INDIANAPOLIS, Jan. 28 (UPI) -- Indiana Gov. Mike Pence said reports that he is starting a state-run media outlet are a "misunderstanding" and that the website is really just "a one-stop shopping website for press releases and information."
The Republican governor came under fire Tuesday after The Indianapolis Star -- based on state documents -- reported Pence planned to start his news website, Just IN, in February. The site will be overseen by former Star reporter Bill McCleery and will include feature stories and news releases written by state press secretaries.
Pence played down what appeared to be his intentions to start a state-run and funded news site.
"Reports that this was intended to be a news agency, I think just represent an understandable misunderstanding based on some internal communications that I read about in the press," he said Tuesday.
"My understanding is that the website that has become a source of controversy was simply to have a one-stop-shopping website for press releases and information," he said. "It's meant to be a resource, not a news source, and we'll be clarifying that in the days ahead."

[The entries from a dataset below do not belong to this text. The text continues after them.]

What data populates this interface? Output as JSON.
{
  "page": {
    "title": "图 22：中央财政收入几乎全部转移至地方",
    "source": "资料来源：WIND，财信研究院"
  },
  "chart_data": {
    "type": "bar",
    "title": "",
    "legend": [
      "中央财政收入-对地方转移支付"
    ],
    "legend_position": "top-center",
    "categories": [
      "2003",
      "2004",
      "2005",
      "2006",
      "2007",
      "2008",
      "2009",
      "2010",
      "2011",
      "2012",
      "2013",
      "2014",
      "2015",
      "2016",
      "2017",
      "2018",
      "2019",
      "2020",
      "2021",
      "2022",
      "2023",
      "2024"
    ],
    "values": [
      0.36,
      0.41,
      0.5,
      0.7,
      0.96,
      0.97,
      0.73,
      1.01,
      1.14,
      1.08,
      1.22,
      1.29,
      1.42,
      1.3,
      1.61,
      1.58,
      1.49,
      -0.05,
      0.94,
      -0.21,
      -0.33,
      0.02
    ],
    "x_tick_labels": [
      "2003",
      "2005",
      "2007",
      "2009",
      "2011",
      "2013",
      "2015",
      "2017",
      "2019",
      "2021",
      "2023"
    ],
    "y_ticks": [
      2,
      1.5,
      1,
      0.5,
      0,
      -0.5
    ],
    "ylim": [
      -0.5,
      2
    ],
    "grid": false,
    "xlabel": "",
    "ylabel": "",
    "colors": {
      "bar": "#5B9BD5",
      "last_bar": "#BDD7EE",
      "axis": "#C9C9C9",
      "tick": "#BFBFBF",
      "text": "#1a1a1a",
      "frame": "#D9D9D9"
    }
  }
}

Christy Denault, communications director for Pence, in a press briefing Wednesday said staff used incorrect terminology to describe the nature of Just IN. She said documents describing "stories" written by staffers are actually press releases.
Denault said staff may write feature stories for the website, but they would focus on things like a profile of a veteran Bureau of Motor Vehicle clerk.
Pence's announcement Tuesday garnered comparisons of the governor to the leaders of other governments that make use of state-run media outlets, like Vladimir Putin in Russia and Kim Jong Un in North Korea.
"I think there are some very clever media out there," Denault said of the comparisons. "I certainly understand the sentiment."
She said she planned to speak with the Society of Professional Journalists, which issued a statement Tuesday saying it would monitor Just IN.
"One must wonder if a government-run publication, which is paid for by taxpayers, could ever be more than a marketing service for those who control the purse strings," SPJ Ethics Committee Chair Andrew Seaman said. "If history has any lesson, it's that there is no Democracy without a free press. It's the Society's position that the press is not free when elected officials serve as editor and publisher."
The controversy comes as Pence's name is coming up in connection with a possible 2016 presidential bid. His mother, Nancy Pence Fritsch, on Tuesday said that while she would like to see him be president one day, now isn't the right time.
"Not right now. I want him to be my governor for two terms," she told the Terre Haute Tribune Star.